These articles were published in the Spectacular Slovakia travel guide, published annually by The Slovak Spectator since 1996. The latest editions can be obtained from our online shop.



Back on the Fast Track

    
 
 Photo: TASR

After the 1998 election, four parties - led by the Slovak Democratic Coalition (SDK) - formed a government. It was another broad left-right coalition, but this one included the main Hungarian party, ensuring that the minority issue would be less vexing than under Mečiar. And it was determined to improve Slovakia's image in the international community, and return its EU entry application to the fast track.

Mikuláš Dzurinda, an SDK official, became prime minister after the 1998 election, a position he still holds today. One of the coalition's first acts was to amend the constitution so that the president would be elected by the public. Rudolf Schuster, a Košice native who had been a reform-minded but high-ranking Communist, became the first directly elected Slovak president in May 1999. In a run-off, he had defeated Mečiar, the jack-in-the-box of Slovak politics, by 57.8 percent to 42.2 percent.

Today, Mečiar remains a powerful opposition deputy in parliament, and is still one of Slovakia's most popular and formidable politicians.

The new government succeeded dramatically in reviving the nation's EU campaign. In 1999, after the war in Kosovo, the EU decided to speed up the accession process with a policy of "differentiation." Rather then lump states into groups, it opened accession talks with all candidate states and allowed their applications to move forward as quickly as warranted. Freed of the political liabilities imposed by the Mečiar government, Slovakia leapfrogged ahead of its former second-state peers and caught up with the Czech Republic, Poland, and Hungary.

With the Hungarian issue now on the back burner, the Roma issue has risen to the fore. Official figures put the number of Roma living in Slovakia at 92,000, but most experts think there are closer to 400,000. Unemployment among the Roma is extremely high, and they tend to live in isolated camps with little access to clean water. Education, too, is a major problem; human-rights workers complain that Roma children are often treated as mentally retarded, simply for not having learned Slovak. Under pressure from the European Union, the government is officially trying to help improve the lot of the Roma and curb widespread racism against them in Slovak society.
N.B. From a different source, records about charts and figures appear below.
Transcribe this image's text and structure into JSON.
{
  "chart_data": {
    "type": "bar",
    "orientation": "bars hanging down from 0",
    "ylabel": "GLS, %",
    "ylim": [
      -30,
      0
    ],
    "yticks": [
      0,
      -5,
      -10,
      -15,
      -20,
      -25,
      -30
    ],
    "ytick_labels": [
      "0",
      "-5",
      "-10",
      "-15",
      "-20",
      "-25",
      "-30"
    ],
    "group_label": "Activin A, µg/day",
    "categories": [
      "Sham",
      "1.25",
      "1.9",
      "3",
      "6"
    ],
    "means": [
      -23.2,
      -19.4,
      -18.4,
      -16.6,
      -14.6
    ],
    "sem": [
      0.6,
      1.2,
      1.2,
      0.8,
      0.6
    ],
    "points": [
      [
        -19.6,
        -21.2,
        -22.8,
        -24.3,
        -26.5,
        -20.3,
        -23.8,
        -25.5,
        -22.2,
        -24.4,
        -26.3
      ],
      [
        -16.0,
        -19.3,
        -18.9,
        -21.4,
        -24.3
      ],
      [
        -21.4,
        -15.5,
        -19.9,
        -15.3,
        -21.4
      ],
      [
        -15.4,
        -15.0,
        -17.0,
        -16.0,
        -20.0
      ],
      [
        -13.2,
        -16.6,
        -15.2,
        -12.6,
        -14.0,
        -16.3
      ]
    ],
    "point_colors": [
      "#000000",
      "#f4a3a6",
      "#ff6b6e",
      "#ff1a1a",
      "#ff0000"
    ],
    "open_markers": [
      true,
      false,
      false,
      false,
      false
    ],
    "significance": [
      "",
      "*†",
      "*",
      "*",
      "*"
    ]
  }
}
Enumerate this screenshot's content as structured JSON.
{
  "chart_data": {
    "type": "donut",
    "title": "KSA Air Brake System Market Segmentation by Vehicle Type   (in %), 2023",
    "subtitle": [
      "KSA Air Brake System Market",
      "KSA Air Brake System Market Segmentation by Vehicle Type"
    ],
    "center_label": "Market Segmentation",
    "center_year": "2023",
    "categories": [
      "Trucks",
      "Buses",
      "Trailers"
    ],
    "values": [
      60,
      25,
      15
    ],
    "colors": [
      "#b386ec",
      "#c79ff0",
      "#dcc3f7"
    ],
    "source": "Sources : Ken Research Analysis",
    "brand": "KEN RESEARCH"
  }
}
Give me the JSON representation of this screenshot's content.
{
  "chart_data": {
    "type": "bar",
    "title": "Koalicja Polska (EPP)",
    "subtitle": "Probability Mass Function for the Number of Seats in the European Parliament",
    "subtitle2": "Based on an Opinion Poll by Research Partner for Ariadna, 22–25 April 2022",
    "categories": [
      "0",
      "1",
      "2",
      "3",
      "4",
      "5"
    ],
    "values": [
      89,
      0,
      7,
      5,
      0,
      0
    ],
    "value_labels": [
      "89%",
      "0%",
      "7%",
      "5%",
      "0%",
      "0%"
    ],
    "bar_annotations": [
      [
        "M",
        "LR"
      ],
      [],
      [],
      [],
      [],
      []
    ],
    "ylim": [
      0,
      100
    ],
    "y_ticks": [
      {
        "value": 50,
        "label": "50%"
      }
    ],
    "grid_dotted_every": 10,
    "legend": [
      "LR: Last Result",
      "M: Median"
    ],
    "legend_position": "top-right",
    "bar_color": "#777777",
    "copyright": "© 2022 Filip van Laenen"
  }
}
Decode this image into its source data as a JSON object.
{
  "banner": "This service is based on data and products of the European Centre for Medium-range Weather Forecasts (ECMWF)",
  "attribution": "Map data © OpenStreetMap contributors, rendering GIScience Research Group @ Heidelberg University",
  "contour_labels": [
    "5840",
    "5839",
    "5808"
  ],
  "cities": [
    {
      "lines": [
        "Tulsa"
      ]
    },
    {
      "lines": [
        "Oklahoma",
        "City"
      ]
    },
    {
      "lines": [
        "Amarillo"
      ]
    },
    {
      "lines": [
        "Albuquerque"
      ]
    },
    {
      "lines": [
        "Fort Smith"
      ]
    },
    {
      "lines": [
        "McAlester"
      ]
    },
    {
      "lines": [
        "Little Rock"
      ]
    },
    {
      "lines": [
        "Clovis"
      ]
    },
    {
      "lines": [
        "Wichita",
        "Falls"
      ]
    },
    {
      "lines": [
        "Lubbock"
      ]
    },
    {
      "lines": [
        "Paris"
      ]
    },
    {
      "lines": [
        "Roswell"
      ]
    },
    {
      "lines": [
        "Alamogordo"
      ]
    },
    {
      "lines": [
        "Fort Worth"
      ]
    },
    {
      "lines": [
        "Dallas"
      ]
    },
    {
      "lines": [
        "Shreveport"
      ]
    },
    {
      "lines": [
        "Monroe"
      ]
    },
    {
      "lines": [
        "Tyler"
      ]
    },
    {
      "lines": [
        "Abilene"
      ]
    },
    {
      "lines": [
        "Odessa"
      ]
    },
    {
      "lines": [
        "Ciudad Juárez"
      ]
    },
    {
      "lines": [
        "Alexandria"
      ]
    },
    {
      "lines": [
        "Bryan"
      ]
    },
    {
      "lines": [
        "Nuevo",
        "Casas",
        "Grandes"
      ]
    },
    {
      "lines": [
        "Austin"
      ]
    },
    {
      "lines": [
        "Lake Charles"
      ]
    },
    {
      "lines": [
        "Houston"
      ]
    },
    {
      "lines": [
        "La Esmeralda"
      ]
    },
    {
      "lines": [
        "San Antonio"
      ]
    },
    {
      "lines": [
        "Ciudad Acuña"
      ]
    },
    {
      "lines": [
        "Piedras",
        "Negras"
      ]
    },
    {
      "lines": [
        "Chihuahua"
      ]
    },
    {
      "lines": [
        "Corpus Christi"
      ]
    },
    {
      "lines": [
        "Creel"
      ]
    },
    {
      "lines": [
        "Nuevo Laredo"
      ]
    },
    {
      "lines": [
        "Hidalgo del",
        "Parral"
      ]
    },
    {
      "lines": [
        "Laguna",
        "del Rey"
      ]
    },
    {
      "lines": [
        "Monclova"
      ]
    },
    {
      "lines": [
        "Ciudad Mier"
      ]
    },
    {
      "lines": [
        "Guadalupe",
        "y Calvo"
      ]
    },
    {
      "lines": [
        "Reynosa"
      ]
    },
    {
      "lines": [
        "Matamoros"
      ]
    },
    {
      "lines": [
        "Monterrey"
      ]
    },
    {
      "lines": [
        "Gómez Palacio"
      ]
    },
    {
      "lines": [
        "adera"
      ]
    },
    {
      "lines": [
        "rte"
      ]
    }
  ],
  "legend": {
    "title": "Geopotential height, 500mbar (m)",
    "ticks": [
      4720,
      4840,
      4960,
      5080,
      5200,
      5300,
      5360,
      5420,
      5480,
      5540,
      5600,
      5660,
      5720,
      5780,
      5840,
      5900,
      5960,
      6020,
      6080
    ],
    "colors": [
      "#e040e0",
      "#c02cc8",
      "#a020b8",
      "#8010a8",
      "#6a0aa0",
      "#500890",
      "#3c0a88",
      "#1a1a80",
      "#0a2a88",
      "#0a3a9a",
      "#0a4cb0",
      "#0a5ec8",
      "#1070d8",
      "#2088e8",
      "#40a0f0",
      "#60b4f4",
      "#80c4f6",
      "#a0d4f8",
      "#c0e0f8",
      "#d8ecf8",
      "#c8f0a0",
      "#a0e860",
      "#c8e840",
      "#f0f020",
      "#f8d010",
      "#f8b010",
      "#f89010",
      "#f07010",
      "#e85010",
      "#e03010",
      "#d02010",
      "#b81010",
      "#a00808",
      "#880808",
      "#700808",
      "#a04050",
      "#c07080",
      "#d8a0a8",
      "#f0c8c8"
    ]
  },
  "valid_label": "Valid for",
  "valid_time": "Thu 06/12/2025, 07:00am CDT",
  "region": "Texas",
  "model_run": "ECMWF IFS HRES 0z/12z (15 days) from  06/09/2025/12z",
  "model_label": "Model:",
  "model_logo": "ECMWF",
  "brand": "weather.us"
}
In September 2002, Mečiar was again unable to form a government, despite his HZDS party taking the largest share at the popular vote, and a more ideologically unified centre-right coalition was formed under Dzurinda. In foreign policy, the government threw in its lot with the Anglo-American side in the trans-Atlantic split over the 2003 invasion of Iraq. In April, President Schuster signed an accession treaty with the EU, putting Slovakia on track to join the union in 2004, a decision overwhelmingly ratified by the public in a May referendum.

Despite the political chaos unleashed by the Divorce and the misdeeds and missteps of Mečiar and his cronies, Slovakia has established itself as a resilient, market-directed democracy, Henderson argues. "The goal of EU membership is realistic precisely because Slovakia had an underlying stability which allowed it to survive the domestic storms of state-building in the late 1990s," she writes.


These articles and related information were published in Spectacular Slovakia 2003.